25 ou 30 ans, on ne sait pas trop combien d’années se sont écoulées depuis que cette porte a été barrée par l’ancien maire du village.
Il s’agit d’un simple caveau à glace, avec son petit toit qui sort du sol et sa porte bloquée par les herbes et la terre qui se sont accumulées depuis toutes ces années.
Avec l’avènement des réfrigérateurs et des congélateurs, on transforma ce caveau en petit entrepôt pour la voirie du village. Mais il fut rapidement condamné par le maire de l’époque à cause des malheurs qui sont arrivés à tous ceux qui y avaient pénétré depuis son changement de vocation. Tous ces gens ont disparu de façon mystérieuse : noyades, incendies, éboulements et jamais on ne retrouva leurs corps.
Bien des rumeurs avaient couru à ce sujet : en effet, Lord Johnson avait fait construire ce caveau avec de l’argent qu’il n’avait pas à ce moment, mais il finit par se mettre riche avec son fameux commerce de glace, et fit construire des caveaux semblables dans les villages avoisinants. Plusieurs disent qu’il avait pactisé avec le diable pour faire construire son premier caveau, le pilier de sa fortune, mais que ce dernier ne devait servir qu’à l’entreposage de la glace, sinon il fallait le détruire.

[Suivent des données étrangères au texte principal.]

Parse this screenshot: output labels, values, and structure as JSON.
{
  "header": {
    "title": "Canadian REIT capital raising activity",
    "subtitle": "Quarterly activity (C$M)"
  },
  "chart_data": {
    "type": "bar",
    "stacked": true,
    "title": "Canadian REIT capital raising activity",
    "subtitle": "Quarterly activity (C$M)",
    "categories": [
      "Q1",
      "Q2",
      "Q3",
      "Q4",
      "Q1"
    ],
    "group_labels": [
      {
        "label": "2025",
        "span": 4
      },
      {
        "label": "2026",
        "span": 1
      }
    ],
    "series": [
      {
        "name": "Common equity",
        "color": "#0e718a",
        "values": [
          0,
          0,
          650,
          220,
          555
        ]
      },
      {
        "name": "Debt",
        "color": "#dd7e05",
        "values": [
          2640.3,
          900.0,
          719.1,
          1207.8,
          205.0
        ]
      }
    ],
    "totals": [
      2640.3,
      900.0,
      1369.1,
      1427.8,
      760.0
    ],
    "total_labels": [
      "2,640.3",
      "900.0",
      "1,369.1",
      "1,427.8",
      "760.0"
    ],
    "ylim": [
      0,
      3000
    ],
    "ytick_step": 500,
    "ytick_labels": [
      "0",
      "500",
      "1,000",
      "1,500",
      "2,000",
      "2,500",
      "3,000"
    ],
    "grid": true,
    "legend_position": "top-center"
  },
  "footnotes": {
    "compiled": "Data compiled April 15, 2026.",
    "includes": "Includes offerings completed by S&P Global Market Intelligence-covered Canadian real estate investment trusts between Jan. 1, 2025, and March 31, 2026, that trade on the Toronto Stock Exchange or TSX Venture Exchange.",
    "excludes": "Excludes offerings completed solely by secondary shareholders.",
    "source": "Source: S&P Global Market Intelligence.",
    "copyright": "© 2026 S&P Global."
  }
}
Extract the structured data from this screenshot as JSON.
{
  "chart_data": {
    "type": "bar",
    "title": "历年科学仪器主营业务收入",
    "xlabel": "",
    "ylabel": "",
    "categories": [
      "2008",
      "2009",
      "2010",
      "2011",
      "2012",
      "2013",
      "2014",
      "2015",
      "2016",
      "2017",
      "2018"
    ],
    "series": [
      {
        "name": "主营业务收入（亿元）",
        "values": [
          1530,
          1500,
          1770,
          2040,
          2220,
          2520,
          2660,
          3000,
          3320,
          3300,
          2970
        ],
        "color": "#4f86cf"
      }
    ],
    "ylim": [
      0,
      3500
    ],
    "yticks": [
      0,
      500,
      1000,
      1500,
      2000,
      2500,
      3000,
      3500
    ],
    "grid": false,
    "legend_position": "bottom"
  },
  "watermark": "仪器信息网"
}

Lord Johnson ne fut jamais consulté pour le changement de fonction de son caveau, car il mourut le jour où les premiers réfrigérateurs apparurent au village. Certains croient que cela faisait partie du pacte.
Quoiqu’il en soit de toutes ces vieilles histoires, aujourd’hui on ouvre le caveau pour vérifier, avant de le détruire, s’il n’y aurait pas des choses précieuses à l’intérieur.

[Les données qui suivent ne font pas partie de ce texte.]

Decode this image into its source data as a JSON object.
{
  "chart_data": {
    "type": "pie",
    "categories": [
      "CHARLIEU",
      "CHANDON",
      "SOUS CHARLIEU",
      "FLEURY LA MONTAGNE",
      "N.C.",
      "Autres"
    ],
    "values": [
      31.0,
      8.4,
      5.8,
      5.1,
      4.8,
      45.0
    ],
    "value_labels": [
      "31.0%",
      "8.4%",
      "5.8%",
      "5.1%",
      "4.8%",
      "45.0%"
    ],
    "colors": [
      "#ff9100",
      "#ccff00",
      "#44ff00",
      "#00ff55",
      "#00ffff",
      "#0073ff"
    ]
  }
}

Venant de la pénombre, on sent une fraîcheur inattendue. Sur les toiles d’araignée, ce n’est pas de la poussière, mais du frimas.
La faible lumière arrivant de l’extérieur se reflète sur une vitrine sale faisant toute la largeur de la pièce, s’accrochant au passage aux murs, laissant deviner une texture glaiseuse.
On allume les torches électriques. À notre surprise, il ne s’agit pas de reliques de la voirie ou de la mairie, et ce n’est pas une vitrine non plus, mais un mur de glace. Lisse et s’avançant jusqu’au milieu du caveau.
En s’approchant, on distingue des formes dans la glace. C’est avec horreur que nous découvrons les corps de toutes les personnes disparues après être entrées dans le caveau avant sa condamnation.
La glace. Le diable s’installe parfois en des endroits où on le soupçonnerait le moins…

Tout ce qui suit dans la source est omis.